También conviene reforzar el "laboratorio de seguridad" para las propias herramientas de IA: asegurar el canal de entrada (prevenir envenenamiento de prompts o datos), auditar las acciones que un agente propone antes de permitir ejecución y mantener un registro detallado de la cadena de decisiones del agente para facilitar incident response. No es suficiente detectar un binario bajado con certutil; hay que observar la conducta posterior: ¿se pivotó tras un bloqueo? ¿se probaron rutas alternas? Esa capacidad de "reintentar con otra herramienta" es un marcador de comportamiento activo que distingue a un atacante en vivo de un script estático, y hoy la comparten agentes benignos.

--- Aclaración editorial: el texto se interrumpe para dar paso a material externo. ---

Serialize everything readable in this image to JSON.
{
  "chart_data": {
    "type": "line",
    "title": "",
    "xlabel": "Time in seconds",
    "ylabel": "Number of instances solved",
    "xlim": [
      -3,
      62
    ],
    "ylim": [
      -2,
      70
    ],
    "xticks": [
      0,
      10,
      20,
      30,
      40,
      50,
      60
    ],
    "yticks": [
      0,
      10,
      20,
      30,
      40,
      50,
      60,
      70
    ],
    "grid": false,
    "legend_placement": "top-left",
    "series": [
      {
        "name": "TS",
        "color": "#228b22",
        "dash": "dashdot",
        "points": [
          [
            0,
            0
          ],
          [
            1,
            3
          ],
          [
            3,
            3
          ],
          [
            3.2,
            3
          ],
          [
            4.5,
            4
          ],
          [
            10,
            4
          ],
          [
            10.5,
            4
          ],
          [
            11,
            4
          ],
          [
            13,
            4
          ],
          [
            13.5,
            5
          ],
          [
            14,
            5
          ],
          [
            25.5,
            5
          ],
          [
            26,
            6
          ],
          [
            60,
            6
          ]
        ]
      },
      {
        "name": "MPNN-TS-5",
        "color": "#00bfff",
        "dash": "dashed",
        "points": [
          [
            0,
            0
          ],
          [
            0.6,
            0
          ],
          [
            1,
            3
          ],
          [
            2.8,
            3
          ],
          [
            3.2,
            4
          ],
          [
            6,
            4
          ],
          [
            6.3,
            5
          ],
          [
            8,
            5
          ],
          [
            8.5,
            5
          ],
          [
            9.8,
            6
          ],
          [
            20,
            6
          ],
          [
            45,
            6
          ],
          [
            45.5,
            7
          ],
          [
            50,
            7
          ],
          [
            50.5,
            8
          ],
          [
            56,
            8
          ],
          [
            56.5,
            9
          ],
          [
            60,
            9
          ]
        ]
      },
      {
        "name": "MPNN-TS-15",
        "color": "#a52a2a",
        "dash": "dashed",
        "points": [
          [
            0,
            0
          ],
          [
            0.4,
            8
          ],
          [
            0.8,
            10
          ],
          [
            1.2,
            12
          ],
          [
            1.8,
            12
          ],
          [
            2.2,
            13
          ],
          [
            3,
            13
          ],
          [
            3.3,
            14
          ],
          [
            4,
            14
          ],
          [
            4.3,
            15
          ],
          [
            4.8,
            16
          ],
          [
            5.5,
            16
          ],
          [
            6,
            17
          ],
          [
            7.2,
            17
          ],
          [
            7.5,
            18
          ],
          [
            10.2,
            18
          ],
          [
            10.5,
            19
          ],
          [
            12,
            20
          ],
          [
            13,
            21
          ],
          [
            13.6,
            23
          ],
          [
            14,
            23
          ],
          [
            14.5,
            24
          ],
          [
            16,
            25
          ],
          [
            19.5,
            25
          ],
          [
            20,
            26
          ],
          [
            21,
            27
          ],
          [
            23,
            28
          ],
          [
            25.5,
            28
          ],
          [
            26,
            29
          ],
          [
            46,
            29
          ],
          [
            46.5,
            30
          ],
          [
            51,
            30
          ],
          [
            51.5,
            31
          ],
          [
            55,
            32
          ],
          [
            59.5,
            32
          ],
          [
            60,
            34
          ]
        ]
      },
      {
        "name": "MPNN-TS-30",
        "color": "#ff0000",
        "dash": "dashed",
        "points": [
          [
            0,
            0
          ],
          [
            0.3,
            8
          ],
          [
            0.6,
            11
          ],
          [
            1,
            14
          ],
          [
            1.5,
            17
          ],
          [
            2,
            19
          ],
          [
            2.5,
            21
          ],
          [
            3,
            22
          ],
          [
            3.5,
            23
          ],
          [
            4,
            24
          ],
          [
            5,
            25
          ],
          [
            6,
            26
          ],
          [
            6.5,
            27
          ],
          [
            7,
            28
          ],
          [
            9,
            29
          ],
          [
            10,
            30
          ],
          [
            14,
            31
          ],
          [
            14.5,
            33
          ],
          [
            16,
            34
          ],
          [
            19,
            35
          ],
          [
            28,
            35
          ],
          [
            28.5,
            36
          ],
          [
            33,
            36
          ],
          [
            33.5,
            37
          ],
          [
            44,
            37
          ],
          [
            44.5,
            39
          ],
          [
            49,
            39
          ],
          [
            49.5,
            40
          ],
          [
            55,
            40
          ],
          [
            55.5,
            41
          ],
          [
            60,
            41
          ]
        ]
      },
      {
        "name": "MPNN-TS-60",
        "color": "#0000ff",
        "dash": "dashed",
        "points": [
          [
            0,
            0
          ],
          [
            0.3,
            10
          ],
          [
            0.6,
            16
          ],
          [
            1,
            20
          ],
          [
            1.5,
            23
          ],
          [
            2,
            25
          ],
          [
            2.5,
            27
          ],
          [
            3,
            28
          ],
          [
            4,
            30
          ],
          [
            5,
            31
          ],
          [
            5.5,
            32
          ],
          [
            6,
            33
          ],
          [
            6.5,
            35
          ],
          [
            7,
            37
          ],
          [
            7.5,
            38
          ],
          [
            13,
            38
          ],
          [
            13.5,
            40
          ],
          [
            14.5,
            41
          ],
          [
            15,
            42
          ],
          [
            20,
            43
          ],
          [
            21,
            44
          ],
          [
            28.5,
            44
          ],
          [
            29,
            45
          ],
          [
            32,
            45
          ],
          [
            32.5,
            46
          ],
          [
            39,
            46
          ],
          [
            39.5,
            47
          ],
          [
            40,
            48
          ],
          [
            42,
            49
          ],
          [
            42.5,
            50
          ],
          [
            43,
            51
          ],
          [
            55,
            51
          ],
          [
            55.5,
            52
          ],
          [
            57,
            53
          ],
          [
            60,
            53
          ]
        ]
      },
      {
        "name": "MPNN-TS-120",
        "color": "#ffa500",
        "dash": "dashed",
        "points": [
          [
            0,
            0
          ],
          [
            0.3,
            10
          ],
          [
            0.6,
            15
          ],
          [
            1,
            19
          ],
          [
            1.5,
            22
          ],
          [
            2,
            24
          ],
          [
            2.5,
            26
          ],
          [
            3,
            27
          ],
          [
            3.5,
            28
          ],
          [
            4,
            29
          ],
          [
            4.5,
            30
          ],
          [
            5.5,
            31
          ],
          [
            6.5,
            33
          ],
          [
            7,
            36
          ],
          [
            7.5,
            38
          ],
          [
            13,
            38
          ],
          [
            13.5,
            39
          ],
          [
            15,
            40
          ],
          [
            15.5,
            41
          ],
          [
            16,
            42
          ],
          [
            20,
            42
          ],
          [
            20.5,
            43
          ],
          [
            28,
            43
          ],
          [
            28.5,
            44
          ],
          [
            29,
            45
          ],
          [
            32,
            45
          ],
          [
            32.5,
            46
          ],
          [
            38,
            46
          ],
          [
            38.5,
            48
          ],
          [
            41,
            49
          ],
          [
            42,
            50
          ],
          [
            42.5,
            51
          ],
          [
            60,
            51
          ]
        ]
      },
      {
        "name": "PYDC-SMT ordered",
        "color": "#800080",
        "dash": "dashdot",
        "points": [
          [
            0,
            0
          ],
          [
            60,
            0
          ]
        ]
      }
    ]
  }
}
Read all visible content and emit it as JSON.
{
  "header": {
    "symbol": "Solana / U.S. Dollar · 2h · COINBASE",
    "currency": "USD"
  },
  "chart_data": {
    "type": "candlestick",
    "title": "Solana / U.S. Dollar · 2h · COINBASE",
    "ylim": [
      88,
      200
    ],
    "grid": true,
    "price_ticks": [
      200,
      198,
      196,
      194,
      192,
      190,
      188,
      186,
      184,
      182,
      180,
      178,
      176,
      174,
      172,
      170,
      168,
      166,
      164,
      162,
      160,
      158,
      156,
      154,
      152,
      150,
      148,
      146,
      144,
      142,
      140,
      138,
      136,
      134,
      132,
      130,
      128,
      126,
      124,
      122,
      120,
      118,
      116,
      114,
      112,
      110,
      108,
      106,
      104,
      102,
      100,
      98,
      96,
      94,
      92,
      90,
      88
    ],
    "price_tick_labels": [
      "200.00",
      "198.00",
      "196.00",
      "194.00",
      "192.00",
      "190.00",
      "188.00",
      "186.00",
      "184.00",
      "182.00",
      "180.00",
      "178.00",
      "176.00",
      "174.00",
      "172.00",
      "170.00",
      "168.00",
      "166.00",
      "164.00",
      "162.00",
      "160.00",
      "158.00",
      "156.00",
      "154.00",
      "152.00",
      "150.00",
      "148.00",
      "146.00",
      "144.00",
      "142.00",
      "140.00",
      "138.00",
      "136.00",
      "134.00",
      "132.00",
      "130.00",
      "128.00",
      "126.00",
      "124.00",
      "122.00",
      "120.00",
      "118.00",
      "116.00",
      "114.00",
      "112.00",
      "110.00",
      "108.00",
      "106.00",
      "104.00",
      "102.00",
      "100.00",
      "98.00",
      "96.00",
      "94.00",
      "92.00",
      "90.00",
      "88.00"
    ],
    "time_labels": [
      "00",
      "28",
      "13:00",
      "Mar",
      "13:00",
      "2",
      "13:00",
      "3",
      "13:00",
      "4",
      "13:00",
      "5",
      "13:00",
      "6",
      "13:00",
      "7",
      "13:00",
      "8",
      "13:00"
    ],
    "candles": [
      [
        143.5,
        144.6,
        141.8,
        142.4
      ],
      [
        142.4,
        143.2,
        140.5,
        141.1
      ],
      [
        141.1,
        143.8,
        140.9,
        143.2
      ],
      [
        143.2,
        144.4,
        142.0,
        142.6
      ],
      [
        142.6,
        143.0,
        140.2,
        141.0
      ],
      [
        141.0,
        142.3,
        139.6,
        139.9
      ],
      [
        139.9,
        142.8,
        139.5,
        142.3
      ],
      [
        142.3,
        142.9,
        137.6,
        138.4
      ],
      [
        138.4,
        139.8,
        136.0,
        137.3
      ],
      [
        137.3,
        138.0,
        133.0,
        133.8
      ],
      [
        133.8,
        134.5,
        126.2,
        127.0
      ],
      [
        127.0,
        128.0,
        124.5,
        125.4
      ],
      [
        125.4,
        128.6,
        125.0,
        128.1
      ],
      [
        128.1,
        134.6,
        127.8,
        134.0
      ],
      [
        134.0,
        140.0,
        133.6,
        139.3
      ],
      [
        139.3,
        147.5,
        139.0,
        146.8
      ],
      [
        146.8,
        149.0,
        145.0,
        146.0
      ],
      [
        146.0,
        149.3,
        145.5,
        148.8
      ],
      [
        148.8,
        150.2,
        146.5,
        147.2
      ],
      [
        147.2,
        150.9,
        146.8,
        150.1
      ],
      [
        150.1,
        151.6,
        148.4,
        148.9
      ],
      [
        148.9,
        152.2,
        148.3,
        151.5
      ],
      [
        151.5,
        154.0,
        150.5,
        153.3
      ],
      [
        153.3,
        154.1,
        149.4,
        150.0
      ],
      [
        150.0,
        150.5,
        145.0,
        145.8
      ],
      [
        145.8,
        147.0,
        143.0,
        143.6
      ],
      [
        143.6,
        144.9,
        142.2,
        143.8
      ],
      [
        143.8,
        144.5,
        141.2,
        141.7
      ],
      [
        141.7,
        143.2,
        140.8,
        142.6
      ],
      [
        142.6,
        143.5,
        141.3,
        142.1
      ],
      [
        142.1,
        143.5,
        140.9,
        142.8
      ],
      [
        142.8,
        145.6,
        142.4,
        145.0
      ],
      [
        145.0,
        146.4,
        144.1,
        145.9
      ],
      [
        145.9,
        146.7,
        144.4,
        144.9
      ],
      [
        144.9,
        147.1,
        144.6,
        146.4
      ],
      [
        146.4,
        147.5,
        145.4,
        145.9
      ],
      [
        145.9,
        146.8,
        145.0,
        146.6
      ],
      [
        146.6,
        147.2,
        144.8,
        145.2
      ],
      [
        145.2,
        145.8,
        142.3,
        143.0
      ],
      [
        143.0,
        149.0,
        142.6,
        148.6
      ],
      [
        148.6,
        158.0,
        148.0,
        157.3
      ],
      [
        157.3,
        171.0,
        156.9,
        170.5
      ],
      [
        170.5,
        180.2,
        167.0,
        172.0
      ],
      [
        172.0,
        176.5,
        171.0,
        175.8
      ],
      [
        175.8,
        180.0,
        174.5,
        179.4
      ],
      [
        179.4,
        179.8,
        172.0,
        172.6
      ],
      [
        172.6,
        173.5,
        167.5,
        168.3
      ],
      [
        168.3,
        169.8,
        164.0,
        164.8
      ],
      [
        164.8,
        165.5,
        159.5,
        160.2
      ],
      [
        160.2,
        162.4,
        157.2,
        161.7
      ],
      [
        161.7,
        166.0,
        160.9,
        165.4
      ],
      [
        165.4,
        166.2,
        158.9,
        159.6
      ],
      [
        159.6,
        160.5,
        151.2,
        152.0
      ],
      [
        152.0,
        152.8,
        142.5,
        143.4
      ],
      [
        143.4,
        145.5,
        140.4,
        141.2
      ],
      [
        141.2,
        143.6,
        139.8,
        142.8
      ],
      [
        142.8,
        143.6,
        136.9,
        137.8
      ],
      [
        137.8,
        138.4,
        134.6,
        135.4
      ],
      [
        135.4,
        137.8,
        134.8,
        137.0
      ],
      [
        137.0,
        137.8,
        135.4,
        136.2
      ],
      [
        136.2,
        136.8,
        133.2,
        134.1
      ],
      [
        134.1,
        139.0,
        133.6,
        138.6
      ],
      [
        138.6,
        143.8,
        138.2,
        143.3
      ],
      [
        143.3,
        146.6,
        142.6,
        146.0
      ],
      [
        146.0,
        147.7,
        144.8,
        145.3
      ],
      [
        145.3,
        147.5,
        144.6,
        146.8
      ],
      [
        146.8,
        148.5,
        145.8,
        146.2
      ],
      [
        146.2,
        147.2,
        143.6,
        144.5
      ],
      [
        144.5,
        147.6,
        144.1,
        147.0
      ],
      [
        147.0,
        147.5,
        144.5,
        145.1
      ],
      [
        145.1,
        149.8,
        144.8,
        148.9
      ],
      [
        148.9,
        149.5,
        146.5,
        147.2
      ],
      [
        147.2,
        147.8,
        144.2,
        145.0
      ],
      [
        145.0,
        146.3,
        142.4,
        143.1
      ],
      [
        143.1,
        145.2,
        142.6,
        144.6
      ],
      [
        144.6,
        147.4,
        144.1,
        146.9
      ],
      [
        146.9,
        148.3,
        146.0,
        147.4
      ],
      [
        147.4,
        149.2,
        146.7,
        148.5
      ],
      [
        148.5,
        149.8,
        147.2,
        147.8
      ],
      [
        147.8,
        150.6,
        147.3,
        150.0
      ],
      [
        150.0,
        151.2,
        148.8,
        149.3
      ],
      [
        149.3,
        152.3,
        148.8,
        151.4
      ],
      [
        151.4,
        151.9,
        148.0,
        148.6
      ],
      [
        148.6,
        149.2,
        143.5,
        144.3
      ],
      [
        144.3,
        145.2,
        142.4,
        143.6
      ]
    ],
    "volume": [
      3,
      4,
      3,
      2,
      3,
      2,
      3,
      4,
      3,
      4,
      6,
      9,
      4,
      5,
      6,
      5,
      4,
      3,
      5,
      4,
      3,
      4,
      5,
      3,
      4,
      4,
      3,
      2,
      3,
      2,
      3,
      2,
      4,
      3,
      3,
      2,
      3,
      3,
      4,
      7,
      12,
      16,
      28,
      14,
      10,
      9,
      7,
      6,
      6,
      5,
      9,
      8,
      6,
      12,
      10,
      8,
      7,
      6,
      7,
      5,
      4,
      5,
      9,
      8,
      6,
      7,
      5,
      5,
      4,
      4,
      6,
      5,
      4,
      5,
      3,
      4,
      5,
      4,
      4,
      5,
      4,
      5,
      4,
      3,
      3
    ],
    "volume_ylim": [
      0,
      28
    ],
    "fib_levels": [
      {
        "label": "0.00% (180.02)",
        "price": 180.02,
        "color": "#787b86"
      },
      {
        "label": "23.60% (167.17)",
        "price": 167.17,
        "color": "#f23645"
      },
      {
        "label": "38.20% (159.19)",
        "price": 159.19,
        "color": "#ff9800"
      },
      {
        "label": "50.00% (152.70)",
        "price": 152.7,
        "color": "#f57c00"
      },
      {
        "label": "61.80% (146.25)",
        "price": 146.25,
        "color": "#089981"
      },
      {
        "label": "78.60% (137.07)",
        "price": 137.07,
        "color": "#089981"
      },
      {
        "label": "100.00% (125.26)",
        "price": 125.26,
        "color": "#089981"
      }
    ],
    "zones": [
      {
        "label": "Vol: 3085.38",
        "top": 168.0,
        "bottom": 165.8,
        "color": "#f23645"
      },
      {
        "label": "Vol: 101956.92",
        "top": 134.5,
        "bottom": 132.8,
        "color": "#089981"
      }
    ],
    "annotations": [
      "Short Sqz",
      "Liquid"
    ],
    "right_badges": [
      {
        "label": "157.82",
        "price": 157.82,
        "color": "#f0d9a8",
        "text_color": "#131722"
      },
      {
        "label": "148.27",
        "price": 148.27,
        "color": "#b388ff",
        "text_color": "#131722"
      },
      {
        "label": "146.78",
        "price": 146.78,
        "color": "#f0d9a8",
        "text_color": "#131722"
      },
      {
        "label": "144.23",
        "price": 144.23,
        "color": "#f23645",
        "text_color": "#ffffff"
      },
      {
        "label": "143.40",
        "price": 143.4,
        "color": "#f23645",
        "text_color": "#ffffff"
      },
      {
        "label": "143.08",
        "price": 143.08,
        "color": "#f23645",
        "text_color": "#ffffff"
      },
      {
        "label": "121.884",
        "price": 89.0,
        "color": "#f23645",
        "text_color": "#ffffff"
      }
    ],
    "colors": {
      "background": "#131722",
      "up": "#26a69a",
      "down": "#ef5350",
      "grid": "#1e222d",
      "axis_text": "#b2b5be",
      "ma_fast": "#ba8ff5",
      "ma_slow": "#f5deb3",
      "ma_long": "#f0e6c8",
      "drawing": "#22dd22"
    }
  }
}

Para proveedores de EDR y fabricantes de agentes hay un imperativo de colaboración: los asistentes de código deberían exponer metadatos que permitan clasificarlos de forma fiable (firma del ejecutable, hash de skillpacks, rutas temporales estándar, modo de operación) y los proveedores de seguridad deben ofrecer formas documentadas de diferenciar trabajos automatizados confianzas y permisos granulares. Al mismo tiempo, el diseño de los agentes debe evitar por defecto privilegios amplios sobre secretos y documentar claramente modos inseguros para que los administradores puedan deshabilitarlos.

El equilibrio es delicado: ni todos los eventos alrededor de herramientas legítimas indican intrusión ni se debe rebajar la guardia sobre accesos a secretos y persistencia. El resultado práctico para cualquier organización es revisar reglas de EDR con foco en contexto y reputación, endurecer controles alrededor de credenciales y adoptar políticas de mínimos privilegios para asistentes de IA. Es probable que veamos más ruido en las detecciones en los próximos meses a medida que la adopción de estos agentes crezca; prepararse ahora reducirá tanto la fatiga de alertas como el riesgo real de que un agente —sea benigno, malicioso o secuestrado— permita una brecha.